Rane had followed a professional poker player once and learned that this mannerism was a tell: a nervous tick that covered a lie. He considered raising the question of the missing Mitchell Lee and rejected it.
But the bartender, no slouch in the people-watching game himself, had noticed the sudden intensity in Rane’s eyes and asked, “Kirby Creek’s on the other side of State 45 below the line. How’d you wind up here?”
Rane shrugged. “I read in this tourist brochure about the old state-line days. Figured I’d take a look. Was this where they filmed those
Walking Tall
movies?”
Wrong thing to say.
“Fuck no,” Sweet erupted. “We run ’em into another county to tell their fuckin’ lies.” He advanced and menaced a finger at Rane. “I growed up here all my life ’cept when I went away for that machine-gun thing. My daddy knowed the evil sonofabitch, Pusser. Biggest shakedown crook in the region. Killed his own wife out on New Hope Road and made it look like some local boys did it…put that in your fuckin’ newspaper up North.” Sweet’s rigid finger jabbed Rane’s chest hard.
In a joint like this, showing weakness can take you down quick. Rane had trained six hard months for the book on cage fighting, working off a karate foundation he’d kept up since high school. The old reflexes from two years as a street cop bristled. His hands reacted ahead of his mind.
“Back off,” he said, flat and cold, as he slammed his left palm up under Sweet’s elbow. The instant the arm straightened, he clamped his right hand down on Sweet’s wrist and cranked. Using the trapped wrist as a lever, he twirled the bigger man and smashed him hard into the bar counter in an efficient motion.

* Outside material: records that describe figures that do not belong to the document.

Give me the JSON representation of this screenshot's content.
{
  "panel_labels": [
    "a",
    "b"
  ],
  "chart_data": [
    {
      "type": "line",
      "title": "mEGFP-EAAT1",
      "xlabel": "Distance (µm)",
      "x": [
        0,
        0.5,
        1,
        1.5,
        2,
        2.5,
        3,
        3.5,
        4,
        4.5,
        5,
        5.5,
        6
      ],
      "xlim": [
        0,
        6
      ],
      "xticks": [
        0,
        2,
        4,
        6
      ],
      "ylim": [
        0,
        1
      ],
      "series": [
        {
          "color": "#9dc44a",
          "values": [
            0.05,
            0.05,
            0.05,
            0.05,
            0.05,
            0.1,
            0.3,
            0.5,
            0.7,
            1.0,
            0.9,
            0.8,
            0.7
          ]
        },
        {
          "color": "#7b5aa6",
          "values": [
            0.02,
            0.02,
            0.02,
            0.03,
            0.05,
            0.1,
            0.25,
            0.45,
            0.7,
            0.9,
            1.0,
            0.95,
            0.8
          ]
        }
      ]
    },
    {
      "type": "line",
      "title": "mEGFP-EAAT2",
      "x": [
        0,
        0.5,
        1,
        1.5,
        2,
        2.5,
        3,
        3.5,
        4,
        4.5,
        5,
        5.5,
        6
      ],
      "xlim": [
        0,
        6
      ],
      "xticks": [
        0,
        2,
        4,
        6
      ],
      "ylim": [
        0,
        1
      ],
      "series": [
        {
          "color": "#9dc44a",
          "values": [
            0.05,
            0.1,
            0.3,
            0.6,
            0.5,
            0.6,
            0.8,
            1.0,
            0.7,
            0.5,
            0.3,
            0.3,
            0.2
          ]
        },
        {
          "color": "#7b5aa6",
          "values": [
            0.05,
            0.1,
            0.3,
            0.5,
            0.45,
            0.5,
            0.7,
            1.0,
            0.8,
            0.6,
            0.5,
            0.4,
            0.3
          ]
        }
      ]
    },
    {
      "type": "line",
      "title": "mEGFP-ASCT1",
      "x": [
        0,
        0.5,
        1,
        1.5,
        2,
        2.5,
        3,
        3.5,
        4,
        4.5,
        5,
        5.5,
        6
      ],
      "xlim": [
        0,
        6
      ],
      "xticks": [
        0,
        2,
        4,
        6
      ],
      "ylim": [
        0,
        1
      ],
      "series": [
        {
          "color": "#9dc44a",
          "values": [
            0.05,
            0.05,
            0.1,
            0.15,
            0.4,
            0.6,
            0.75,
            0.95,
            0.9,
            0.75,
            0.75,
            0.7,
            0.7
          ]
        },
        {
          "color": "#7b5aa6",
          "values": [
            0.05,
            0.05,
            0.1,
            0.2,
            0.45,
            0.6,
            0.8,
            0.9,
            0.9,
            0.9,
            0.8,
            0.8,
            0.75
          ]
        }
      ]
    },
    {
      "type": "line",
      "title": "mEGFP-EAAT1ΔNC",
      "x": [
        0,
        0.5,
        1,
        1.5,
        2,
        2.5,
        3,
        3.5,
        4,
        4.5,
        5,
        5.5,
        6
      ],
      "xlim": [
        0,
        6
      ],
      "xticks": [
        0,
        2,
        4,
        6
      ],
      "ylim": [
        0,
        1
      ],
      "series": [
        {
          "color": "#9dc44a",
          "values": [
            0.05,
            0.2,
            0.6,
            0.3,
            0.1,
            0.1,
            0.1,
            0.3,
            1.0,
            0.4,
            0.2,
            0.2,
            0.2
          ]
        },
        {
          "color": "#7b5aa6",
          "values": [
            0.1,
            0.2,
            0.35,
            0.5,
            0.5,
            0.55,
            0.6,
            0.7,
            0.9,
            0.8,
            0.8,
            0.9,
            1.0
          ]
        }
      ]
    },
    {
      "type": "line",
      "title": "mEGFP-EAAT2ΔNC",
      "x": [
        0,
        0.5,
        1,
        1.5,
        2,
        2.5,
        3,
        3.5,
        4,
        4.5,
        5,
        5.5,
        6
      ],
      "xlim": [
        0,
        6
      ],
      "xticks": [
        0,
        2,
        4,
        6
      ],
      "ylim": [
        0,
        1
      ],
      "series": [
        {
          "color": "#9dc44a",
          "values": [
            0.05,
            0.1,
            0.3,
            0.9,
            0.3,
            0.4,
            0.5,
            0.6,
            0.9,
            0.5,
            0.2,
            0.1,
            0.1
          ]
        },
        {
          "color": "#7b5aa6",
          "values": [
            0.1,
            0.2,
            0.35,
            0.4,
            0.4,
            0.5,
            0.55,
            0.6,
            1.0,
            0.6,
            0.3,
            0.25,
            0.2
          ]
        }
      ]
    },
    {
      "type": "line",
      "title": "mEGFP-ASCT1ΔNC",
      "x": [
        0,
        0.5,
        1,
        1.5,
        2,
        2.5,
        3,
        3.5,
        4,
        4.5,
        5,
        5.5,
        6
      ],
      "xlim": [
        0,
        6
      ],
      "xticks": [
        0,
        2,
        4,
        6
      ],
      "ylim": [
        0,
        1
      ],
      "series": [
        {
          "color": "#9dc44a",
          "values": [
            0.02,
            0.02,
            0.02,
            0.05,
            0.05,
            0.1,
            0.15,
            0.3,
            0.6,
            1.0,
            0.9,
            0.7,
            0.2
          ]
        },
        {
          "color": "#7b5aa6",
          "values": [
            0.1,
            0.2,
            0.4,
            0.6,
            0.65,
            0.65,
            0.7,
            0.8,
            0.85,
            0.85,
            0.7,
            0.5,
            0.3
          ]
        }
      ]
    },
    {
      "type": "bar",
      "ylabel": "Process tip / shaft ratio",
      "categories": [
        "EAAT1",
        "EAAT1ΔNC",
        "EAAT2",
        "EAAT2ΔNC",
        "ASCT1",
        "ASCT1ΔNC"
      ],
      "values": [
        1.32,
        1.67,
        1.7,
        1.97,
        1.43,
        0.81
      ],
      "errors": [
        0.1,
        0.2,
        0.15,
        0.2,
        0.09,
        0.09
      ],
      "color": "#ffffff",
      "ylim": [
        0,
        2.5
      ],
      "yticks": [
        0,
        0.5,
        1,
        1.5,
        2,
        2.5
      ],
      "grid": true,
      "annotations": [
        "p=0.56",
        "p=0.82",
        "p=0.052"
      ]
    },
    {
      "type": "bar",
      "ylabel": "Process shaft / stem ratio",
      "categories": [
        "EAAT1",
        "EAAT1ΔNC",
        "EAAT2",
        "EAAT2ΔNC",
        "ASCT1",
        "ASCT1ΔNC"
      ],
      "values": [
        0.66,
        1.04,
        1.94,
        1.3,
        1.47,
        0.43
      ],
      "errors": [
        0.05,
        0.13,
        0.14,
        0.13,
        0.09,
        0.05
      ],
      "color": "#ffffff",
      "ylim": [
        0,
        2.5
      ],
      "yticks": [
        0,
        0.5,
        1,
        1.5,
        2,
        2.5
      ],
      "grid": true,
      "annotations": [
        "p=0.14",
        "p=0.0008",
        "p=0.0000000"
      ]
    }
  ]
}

Sweet careened off the bar and stumbled back, caught his balance, and grabbed a bottle by the neck and raised it club-fashion, beer slopping down his arm. “Why you little pissant…”
The bartender vaulted the bar counter, stood between them, hands outspread, and scrutinized Rane. “Where’s a photographer learn to move like that I wonder?”
“Whattayou thinking, Darl? Is he dumb or just plain crazy?” Sweet said, agitated, shifting from foot to foot.
“Not sure,” Darl said carefully.
“Maybe he’s an undercover they run in on us,” Sweet grinned broadly, moving around Darl and smashing the bottle on the bar. He thrust the jagged edge up to the light as shards of glass skittered across the floor. He bared his gapped teeth. “I think what we got here is a case of suicide by redneck.”
Rane snatched up his camera bag, slung it quickly over his shoulder onto his back so it wouldn’t interfere with his hands, and eyed the distance to the door. The two pool shooters were coming forward, cues lightly balanced in their hands.
“I ain’t done anything to rate a cop so he must be crazy,” Darl said thoughtfully.
As Rane danced back, the two pool shooters moved to block the exit, so he swept the balls off the table with both hands, gathered several in the crook of his left elbow, and cocked one in his right hand. The pool shooters surged forward, swinging, and Rane fired the pool ball into the stomach of the nearest one. As he went to his knees, the other guy caught Rane a glancing blow across the forehead with the cue.